Question

Calculus 3: Absolute Maximum & Minimum

f(x,y)=2+2x+2y-x^2-y^2 with a closed triangular region with vertices at (0,0), (0,6), and (6,0)

I have found the critical point of the interior of the triangle but to find the max and min of the boundaries I just plugin (0,0), (0,6), and (6,0) into f(x,y) to figure it out correct?

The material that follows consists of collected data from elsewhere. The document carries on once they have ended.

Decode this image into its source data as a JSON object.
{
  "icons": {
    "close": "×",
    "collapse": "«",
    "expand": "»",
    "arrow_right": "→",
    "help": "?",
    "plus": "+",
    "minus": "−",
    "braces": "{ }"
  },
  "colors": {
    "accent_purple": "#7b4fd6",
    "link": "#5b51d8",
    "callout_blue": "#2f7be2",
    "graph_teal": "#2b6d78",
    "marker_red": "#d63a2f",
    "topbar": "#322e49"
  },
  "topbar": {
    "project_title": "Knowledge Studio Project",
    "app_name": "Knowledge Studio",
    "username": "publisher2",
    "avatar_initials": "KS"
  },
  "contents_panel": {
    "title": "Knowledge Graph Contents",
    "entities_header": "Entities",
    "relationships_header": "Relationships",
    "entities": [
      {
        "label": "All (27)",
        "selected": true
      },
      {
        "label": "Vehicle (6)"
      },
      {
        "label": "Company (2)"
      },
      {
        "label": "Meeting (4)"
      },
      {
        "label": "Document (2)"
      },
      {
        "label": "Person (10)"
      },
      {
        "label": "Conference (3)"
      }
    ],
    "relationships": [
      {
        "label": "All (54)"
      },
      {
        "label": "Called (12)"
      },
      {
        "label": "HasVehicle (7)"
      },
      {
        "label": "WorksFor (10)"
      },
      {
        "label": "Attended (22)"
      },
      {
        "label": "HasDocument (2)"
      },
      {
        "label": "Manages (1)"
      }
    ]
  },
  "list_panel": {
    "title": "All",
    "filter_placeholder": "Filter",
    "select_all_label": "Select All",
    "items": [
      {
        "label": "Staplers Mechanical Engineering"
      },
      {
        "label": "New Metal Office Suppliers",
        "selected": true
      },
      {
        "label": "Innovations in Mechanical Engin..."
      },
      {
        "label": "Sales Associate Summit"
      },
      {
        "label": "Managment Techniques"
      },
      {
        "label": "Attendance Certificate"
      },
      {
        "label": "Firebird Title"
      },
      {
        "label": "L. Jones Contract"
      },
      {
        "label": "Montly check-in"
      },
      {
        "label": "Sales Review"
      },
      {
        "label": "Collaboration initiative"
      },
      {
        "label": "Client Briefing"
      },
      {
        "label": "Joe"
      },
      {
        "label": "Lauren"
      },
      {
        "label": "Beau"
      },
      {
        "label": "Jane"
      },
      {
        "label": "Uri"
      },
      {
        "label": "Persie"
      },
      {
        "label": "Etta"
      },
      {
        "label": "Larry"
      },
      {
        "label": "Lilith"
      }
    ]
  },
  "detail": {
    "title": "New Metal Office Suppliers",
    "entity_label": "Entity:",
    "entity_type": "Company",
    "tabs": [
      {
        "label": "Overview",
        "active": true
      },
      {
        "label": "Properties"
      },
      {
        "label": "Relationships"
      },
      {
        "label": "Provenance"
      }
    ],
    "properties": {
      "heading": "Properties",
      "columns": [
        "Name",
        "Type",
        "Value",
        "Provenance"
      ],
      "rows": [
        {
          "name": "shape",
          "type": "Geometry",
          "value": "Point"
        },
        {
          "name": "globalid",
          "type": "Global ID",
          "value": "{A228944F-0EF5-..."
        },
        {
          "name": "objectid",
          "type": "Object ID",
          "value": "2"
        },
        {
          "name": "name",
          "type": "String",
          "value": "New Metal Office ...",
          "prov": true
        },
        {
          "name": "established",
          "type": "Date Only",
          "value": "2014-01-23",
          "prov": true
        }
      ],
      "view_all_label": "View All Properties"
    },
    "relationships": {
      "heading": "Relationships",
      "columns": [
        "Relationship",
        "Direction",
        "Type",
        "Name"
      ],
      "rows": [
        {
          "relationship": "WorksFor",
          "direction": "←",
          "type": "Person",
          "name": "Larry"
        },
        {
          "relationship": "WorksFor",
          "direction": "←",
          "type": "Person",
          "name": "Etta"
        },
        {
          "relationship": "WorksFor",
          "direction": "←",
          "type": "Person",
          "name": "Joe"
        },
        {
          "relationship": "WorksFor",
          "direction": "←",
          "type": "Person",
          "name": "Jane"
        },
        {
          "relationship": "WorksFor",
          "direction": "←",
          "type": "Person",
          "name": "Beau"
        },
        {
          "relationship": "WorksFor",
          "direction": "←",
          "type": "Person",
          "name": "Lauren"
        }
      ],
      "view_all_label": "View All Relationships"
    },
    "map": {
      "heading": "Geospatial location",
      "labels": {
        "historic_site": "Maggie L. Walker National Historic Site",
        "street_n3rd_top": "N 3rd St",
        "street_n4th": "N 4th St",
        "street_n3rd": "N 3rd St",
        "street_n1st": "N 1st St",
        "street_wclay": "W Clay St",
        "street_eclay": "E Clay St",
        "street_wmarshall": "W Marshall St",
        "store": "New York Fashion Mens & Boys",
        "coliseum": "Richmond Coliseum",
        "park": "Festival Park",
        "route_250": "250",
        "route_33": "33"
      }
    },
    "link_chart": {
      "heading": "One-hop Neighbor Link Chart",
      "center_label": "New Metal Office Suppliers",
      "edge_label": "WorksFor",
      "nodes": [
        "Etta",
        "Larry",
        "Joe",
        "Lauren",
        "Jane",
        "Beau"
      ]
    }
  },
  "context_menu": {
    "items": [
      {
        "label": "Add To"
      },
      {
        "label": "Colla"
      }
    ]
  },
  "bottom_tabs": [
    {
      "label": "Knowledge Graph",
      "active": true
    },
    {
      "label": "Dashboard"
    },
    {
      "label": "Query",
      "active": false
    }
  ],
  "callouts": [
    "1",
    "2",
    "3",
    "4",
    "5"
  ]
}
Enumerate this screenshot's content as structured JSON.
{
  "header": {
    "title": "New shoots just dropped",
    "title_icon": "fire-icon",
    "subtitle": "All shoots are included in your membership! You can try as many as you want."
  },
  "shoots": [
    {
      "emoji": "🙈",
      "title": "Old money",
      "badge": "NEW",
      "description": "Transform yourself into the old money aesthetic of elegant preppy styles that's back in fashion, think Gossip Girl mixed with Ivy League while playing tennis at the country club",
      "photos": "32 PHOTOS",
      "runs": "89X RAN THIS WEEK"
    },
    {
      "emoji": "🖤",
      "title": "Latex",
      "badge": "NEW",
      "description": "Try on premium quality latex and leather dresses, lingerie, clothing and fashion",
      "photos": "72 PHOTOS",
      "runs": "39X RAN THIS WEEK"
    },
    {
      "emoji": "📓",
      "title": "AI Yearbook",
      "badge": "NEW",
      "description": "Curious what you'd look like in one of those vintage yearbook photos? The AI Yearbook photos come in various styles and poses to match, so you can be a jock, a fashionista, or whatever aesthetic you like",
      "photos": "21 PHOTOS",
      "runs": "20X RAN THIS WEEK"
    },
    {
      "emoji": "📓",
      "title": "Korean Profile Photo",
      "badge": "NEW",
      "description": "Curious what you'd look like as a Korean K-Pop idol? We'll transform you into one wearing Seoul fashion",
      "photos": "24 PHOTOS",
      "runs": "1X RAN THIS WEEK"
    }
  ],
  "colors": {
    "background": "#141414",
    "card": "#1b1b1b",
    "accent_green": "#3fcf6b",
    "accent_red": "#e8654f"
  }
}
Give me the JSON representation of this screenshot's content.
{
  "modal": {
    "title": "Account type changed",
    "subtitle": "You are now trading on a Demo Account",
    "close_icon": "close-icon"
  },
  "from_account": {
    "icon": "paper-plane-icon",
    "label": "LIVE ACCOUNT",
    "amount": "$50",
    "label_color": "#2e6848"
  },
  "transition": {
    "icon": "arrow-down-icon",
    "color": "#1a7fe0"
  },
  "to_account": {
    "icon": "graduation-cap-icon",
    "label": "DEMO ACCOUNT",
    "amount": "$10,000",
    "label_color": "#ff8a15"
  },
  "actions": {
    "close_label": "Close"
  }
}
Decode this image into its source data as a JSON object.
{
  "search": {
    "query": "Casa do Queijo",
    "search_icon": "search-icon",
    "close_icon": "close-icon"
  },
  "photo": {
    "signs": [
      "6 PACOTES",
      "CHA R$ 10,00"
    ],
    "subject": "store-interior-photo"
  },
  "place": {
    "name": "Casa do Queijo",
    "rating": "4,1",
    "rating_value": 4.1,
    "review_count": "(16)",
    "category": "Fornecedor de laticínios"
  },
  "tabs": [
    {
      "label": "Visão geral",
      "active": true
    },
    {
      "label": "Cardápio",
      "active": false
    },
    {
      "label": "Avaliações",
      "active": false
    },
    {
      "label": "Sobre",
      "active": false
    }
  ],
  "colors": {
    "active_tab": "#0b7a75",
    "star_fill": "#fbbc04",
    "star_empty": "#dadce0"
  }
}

If so, can the same be said for a rectangle?

Answer 1

Also, is the absolute maximum f(1,1)=4 and absolute global minimum f(0,9) and f(9,0)?

Answer 2

you need to determine your partials right?

Answer 3

f(x,y)=2+2x+2y-x^2-y^2

Fx = 2 - 2x = 0, x = 1
Fxx = -2
Fxy = 0

Fy = 2 - 2y = 0; y = 1
Fyy = -2

D > 0 .... but i tend to forget what that tells us about a possible saddle point :/

Answer 4

If D>0 and Fxx >0 then there is a relative minimum
If D>0 and Fxx < 0 then there is a relative maximum

so i believe that tells us that 1,1 is a relative max, is that within or on our boundary region?

Answer 5

you have to define the line between the vertexes, and evaluate the function along that line ...

Answer 6

(0,0) (0,6)

x=0, y = 0 to 6

f(0,y)=2+2y-y^2

Fy = 2-2y= 0 at y=1 again, so the point (0,3) is a critical point to test ... if im remembering it correctlyt

Answer 7

So you have to check along the lines and vertices correct?

Answer 8

yes

Answer 9

Ohhhhhh! Seems like more work but definitely doable now =)

Answer 10

One moment, I'm trying to trying a PDF that found the maximum and minimum but the professor didn't bother with the lines and only focus on the vertices.